UNE CAUTION BIEN AVERTIE

Pour garantir le remboursement d'un prêt bancaire accordé à une société, son dirigeant se porte caution. Par la suite, la société étant mise en liquidation judiciaire, le dirigeant est assigné en paiement par la banque. Il tente d'échapper à son engagement en soutenant que la banque a manqué à son devoir de mise en garde à son égard.

Lorsqu'il n'a pas de compétences particulières pour apprécier la portée de son engagement, le dirigeant qui se porte caution doit être informé par la banque des risques inhérents à l'opération. Mais pour la banque, la qualité de caution avertie du dirigeant exclut ici tout devoir de mise en garde à son profit. Selon le dirigeant, au contraire, sa qualité de professionnel, liée à ses fonctions de dirigeant, ne suffit pas à faire de lui une caution avertie.

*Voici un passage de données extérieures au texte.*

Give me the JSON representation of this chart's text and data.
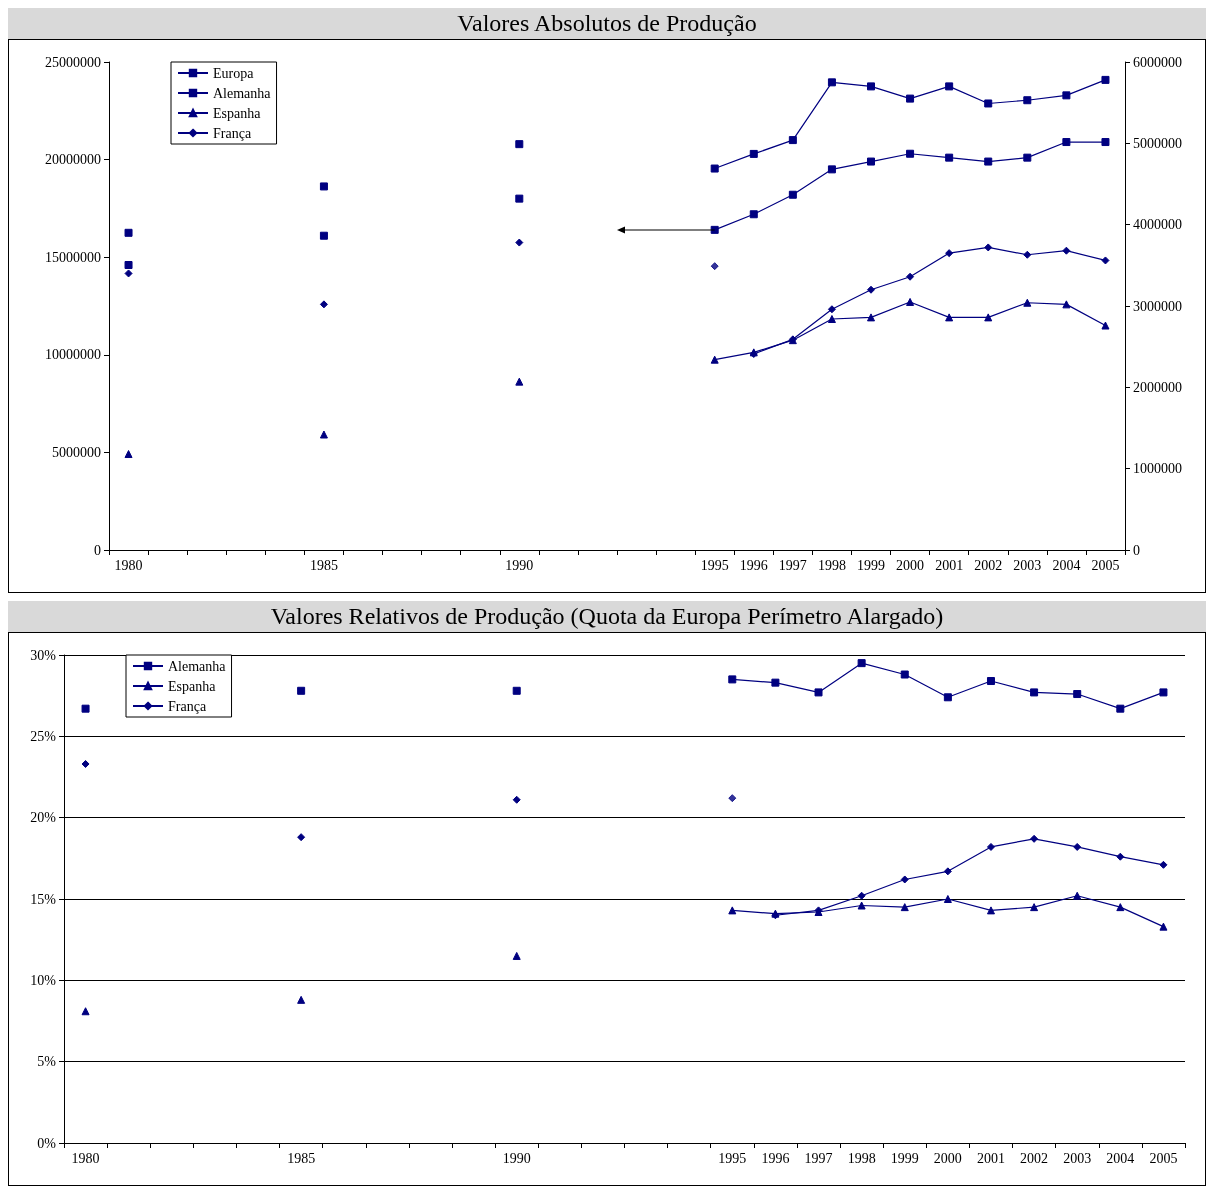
{
  "chart_data": [
    {
      "type": "line",
      "title": "Valores Absolutos de Produção",
      "categories": [
        "1980",
        null,
        null,
        null,
        null,
        "1985",
        null,
        null,
        null,
        null,
        "1990",
        null,
        null,
        null,
        null,
        "1995",
        "1996",
        "1997",
        "1998",
        "1999",
        "2000",
        "2001",
        "2002",
        "2003",
        "2004",
        "2005"
      ],
      "series": [
        {
          "name": "Europa",
          "color": "#000080",
          "marker": "square",
          "values": [
            14600000,
            null,
            null,
            null,
            null,
            16100000,
            null,
            null,
            null,
            null,
            18000000,
            null,
            null,
            null,
            null,
            16400000,
            17200000,
            18200000,
            19500000,
            19900000,
            20300000,
            20100000,
            19900000,
            20100000,
            20900000,
            20900000
          ]
        },
        {
          "name": "Alemanha",
          "color": "#000080",
          "marker": "square",
          "axis": "y2",
          "values": [
            3900000,
            null,
            null,
            null,
            null,
            4470000,
            null,
            null,
            null,
            null,
            4990000,
            null,
            null,
            null,
            null,
            4690000,
            4870000,
            5040000,
            5750000,
            5700000,
            5550000,
            5700000,
            5490000,
            5530000,
            5590000,
            5780000
          ]
        },
        {
          "name": "Espanha",
          "color": "#000080",
          "marker": "triangle",
          "axis": "y2",
          "values": [
            1180000,
            null,
            null,
            null,
            null,
            1420000,
            null,
            null,
            null,
            null,
            2070000,
            null,
            null,
            null,
            null,
            2340000,
            2430000,
            2580000,
            2840000,
            2860000,
            3050000,
            2860000,
            2860000,
            3040000,
            3020000,
            2760000
          ]
        },
        {
          "name": "França",
          "color": "#000080",
          "marker": "diamond",
          "axis": "y2",
          "values": [
            3400000,
            null,
            null,
            null,
            null,
            3020000,
            null,
            null,
            null,
            null,
            3780000,
            null,
            null,
            null,
            null,
            null,
            2410000,
            2590000,
            2960000,
            3200000,
            3360000,
            3650000,
            3720000,
            3630000,
            3680000,
            3560000
          ]
        },
        {
          "type": "scatter",
          "color": "#000080",
          "marker": "diamond",
          "axis": "y2",
          "values": [
            null,
            null,
            null,
            null,
            null,
            null,
            null,
            null,
            null,
            null,
            null,
            null,
            null,
            null,
            null,
            3490000,
            null,
            null,
            null,
            null,
            null,
            null,
            null,
            null,
            null,
            null
          ]
        }
      ],
      "ylim": [
        0,
        25000000
      ],
      "yticks": [
        0,
        5000000,
        10000000,
        15000000,
        20000000,
        25000000
      ],
      "y2lim": [
        0,
        6000000
      ],
      "y2ticks": [
        0,
        1000000,
        2000000,
        3000000,
        4000000,
        5000000,
        6000000
      ],
      "grid": false,
      "legend": "top left"
    },
    {
      "type": "line",
      "title": "Valores Relativos de Produção (Quota da Europa Perímetro Alargado)",
      "categories": [
        "1980",
        null,
        null,
        null,
        null,
        "1985",
        null,
        null,
        null,
        null,
        "1990",
        null,
        null,
        null,
        null,
        "1995",
        "1996",
        "1997",
        "1998",
        "1999",
        "2000",
        "2001",
        "2002",
        "2003",
        "2004",
        "2005"
      ],
      "series": [
        {
          "name": "Alemanha",
          "color": "#000080",
          "marker": "square",
          "values": [
            26.7,
            null,
            null,
            null,
            null,
            27.8,
            null,
            null,
            null,
            null,
            27.8,
            null,
            null,
            null,
            null,
            28.5,
            28.3,
            27.7,
            29.5,
            28.8,
            27.4,
            28.4,
            27.7,
            27.6,
            26.7,
            27.7
          ]
        },
        {
          "name": "Espanha",
          "color": "#000080",
          "marker": "triangle",
          "values": [
            8.1,
            null,
            null,
            null,
            null,
            8.8,
            null,
            null,
            null,
            null,
            11.5,
            null,
            null,
            null,
            null,
            14.3,
            14.1,
            14.2,
            14.6,
            14.5,
            15.0,
            14.3,
            14.5,
            15.2,
            14.5,
            13.3
          ]
        },
        {
          "name": "França",
          "color": "#000080",
          "marker": "diamond",
          "values": [
            23.3,
            null,
            null,
            null,
            null,
            18.8,
            null,
            null,
            null,
            null,
            21.1,
            null,
            null,
            null,
            null,
            null,
            14.0,
            14.3,
            15.2,
            16.2,
            16.7,
            18.2,
            18.7,
            18.2,
            17.6,
            17.1
          ]
        },
        {
          "type": "scatter",
          "color": "#000080",
          "marker": "diamond",
          "values": [
            null,
            null,
            null,
            null,
            null,
            null,
            null,
            null,
            null,
            null,
            null,
            null,
            null,
            null,
            null,
            21.2,
            null,
            null,
            null,
            null,
            null,
            null,
            null,
            null,
            null,
            null
          ]
        }
      ],
      "ylim": [
        0,
        30
      ],
      "yticks": [
        {
          "value": 0,
          "label": "0%"
        },
        {
          "value": 5,
          "label": "5%"
        },
        {
          "value": 10,
          "label": "10%"
        },
        {
          "value": 15,
          "label": "15%"
        },
        {
          "value": 20,
          "label": "20%"
        },
        {
          "value": 25,
          "label": "25%"
        },
        {
          "value": 30,
          "label": "30%"
        }
      ],
      "grid": "y",
      "legend": "top left"
    }
  ]
}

L'argument est juste. La qualité de professionnel, de dirigeant ou associé d'une société, n'implique pas automatiquement celle de caution avertie. Pour autant, cela ne permet pas au dirigeant d'obtenir gain de cause ici. En effet, dans son cas particulier, les juges ne se fondent pas sur sa seule qualité de chef d'entreprise, mais aussi sur son expérience professionnelle et la durée de celle-ci, relevant que le garant dirige la société cautionnée depuis quatre ans lorsqu'il souscrit son engagement. Ces éléments cumulés permettent de considérer qu'il est bien une caution avertie. Dans ces conditions, le dirigeant ne peut invoquer un manquement de la banque à son devoir de mise en garde pour refuser de payer.